Vielleicht macht die Reportage von Johannes Grunert über den Erzgebirgskreis vom 21. Dezember 2022 in ZEITonline dies verständlich: „Die extreme Rechte ist hier so weit normalisiert und massentauglich, dass Neonazis heute in vielen Orten innerhalb kurzer Zeit zu Demonstrationen mobilisieren können. Sie bilden themenbezogen Allianzen mit unzufriedenen Bürgerinnen und Bürgern, ohne dafür ihre ideologischen Ziele aufgeben zu müssen. Ob es zuerst ein genuines Protestbedürfnis in der Bevölkerung gibt oder ob extrem rechte Netzwerke dieses erst schüren, ist nicht mehr zu unterscheiden – es macht auch insofern keinen Unterschied, dass Zivilgesellschaft und die extreme Rechte vielerorts gar keine Gegensätze mehr sind, sondern in Teilen deckungsgleich.“ Die örtlichen Vereine, nicht nur Heimatvereine, auch die freiwillige Feuerwehr, Sportvereine, Gesprächskreise jeder Art sind – so Johannes Grunert – „ein perfektes Beispiel für das, was der neurechte Vordenker Götz Kubitschek 2017 unter dem Begriff der Selbstverharmlosung zusammenfasste: den ‚Versuch, die Vorwürfe des Gegners durch die Zurschaustellung der eigenen Harmlosigkeit abzuwehren‘. Als Kubitschek das als Konzept formulierte, war es im Erzgebirge bereits jahrelange Praxis.“

Die Intellektuellen der Neuen Rechten fungieren in diesem Ambiente als Stichwortgeber, sie sorgen für den Code, den Bürger*innen – wie am Beispiel des Erzgebirgskreises beschrieben – beherrschen, wenn sie die Begriffe nur lange genug konsumierten.

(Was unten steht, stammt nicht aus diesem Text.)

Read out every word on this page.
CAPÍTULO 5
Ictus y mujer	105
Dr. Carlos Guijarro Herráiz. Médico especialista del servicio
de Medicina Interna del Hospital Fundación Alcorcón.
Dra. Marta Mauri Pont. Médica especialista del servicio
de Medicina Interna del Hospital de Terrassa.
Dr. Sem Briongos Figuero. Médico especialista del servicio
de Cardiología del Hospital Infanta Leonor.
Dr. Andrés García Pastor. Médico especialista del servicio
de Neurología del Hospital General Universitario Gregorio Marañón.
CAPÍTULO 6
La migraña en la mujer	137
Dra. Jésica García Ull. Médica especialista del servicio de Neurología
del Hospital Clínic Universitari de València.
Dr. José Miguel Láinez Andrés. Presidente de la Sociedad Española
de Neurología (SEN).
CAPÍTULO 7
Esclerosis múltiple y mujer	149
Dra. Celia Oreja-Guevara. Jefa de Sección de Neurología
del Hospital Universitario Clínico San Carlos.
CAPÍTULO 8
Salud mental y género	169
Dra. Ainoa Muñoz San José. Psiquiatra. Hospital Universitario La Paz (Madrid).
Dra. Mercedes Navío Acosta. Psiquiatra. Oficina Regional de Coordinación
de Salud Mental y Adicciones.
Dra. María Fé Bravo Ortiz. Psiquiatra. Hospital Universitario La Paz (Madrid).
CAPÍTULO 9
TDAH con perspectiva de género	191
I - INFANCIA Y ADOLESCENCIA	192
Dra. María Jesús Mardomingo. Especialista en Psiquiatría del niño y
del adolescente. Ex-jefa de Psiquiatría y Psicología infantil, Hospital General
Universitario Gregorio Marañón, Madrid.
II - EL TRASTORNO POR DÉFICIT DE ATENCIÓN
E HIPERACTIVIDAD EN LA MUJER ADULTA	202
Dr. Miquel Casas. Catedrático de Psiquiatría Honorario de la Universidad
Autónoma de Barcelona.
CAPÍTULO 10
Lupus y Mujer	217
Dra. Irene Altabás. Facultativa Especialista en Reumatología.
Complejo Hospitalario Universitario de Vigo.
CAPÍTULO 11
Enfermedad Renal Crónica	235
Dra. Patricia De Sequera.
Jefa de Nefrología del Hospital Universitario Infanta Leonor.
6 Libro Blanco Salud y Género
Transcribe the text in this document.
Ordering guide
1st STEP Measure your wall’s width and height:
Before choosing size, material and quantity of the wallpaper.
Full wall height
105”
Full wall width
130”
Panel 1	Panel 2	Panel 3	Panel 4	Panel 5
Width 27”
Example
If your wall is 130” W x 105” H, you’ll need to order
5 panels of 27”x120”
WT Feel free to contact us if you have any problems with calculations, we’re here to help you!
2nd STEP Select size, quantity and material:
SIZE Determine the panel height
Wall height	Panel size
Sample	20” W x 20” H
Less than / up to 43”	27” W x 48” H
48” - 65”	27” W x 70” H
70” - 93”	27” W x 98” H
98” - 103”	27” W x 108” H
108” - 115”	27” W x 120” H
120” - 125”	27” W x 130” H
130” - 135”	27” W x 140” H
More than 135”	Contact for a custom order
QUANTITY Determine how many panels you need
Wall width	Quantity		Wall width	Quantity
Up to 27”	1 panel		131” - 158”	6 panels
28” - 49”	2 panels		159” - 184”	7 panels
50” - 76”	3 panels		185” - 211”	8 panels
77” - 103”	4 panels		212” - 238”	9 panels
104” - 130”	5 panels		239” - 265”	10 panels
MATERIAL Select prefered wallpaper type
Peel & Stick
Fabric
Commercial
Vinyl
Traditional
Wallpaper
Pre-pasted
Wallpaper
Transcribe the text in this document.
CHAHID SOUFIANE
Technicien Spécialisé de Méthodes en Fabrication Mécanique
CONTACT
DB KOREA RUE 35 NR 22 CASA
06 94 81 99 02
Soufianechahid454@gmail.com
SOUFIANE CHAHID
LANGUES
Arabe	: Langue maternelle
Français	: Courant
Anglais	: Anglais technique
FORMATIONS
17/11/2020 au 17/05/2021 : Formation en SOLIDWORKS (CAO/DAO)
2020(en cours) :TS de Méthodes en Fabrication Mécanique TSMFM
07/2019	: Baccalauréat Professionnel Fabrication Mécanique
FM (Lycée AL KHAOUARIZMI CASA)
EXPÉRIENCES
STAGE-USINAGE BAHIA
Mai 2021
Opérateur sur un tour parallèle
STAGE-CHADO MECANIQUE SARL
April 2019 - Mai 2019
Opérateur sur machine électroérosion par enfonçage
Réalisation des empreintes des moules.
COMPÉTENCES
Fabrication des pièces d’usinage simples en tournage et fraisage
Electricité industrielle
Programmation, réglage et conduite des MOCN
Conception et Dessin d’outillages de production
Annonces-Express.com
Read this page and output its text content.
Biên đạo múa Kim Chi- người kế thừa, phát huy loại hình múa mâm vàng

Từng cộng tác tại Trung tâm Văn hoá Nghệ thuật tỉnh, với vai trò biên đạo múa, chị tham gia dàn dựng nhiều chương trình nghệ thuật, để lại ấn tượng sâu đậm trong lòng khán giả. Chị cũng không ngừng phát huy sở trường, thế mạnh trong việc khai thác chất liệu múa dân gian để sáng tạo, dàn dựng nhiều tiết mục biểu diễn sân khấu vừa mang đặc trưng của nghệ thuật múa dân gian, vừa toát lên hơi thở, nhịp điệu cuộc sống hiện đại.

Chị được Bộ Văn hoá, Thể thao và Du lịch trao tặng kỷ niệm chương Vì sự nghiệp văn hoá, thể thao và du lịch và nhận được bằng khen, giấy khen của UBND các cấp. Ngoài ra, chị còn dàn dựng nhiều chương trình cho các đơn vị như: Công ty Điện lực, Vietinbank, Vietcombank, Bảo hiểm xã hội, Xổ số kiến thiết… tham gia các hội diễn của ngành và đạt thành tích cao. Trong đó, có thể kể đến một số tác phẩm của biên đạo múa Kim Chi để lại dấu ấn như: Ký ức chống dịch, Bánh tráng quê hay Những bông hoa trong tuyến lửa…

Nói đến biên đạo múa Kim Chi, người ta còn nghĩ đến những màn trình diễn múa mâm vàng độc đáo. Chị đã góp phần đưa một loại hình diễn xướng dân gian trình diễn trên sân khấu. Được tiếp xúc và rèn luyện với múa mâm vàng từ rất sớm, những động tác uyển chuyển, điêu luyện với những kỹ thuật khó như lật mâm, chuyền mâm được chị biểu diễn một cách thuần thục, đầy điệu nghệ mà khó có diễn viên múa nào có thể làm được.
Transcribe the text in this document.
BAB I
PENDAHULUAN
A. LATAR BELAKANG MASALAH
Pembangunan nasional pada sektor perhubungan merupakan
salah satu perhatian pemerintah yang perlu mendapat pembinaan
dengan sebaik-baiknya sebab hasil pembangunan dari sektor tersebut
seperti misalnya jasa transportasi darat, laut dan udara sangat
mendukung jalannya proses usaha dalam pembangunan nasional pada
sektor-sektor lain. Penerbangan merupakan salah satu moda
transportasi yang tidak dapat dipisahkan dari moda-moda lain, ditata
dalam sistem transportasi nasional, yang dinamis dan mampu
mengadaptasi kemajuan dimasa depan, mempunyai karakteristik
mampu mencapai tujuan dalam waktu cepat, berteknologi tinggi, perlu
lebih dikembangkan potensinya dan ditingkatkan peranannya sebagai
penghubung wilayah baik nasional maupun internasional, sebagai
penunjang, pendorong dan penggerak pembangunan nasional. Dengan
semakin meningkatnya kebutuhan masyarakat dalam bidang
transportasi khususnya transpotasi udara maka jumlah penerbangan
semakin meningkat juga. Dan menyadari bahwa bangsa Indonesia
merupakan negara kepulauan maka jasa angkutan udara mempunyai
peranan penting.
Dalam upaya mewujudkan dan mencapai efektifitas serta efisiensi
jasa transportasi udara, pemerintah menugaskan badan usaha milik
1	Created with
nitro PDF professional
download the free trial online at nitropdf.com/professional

Die Begriffe kommen auch zunehmend harmloser daher. Kaum jemand, der sich nicht intensiver mit der Szene und ihrer Begrifflichkeit auseinandergesetzt hat, dürfte erkennen, was sich hinter dem auf den ersten Blick durchaus ansprechenden Begriff des „Ethnopluralismus“ verbirgt. Und nicht zuletzt wirkt die klare Richtung attraktiv, die sich in der ständigen Betonung der Worte „back“ und „again“ wiederfindet, die nach Trump’schem Vorbild oft auch in anderen Sprachen, nicht zuletzt im Deutschen, im englischen Original zitiert werden und so eine gewisse Weltläufigkeit vorgaukeln.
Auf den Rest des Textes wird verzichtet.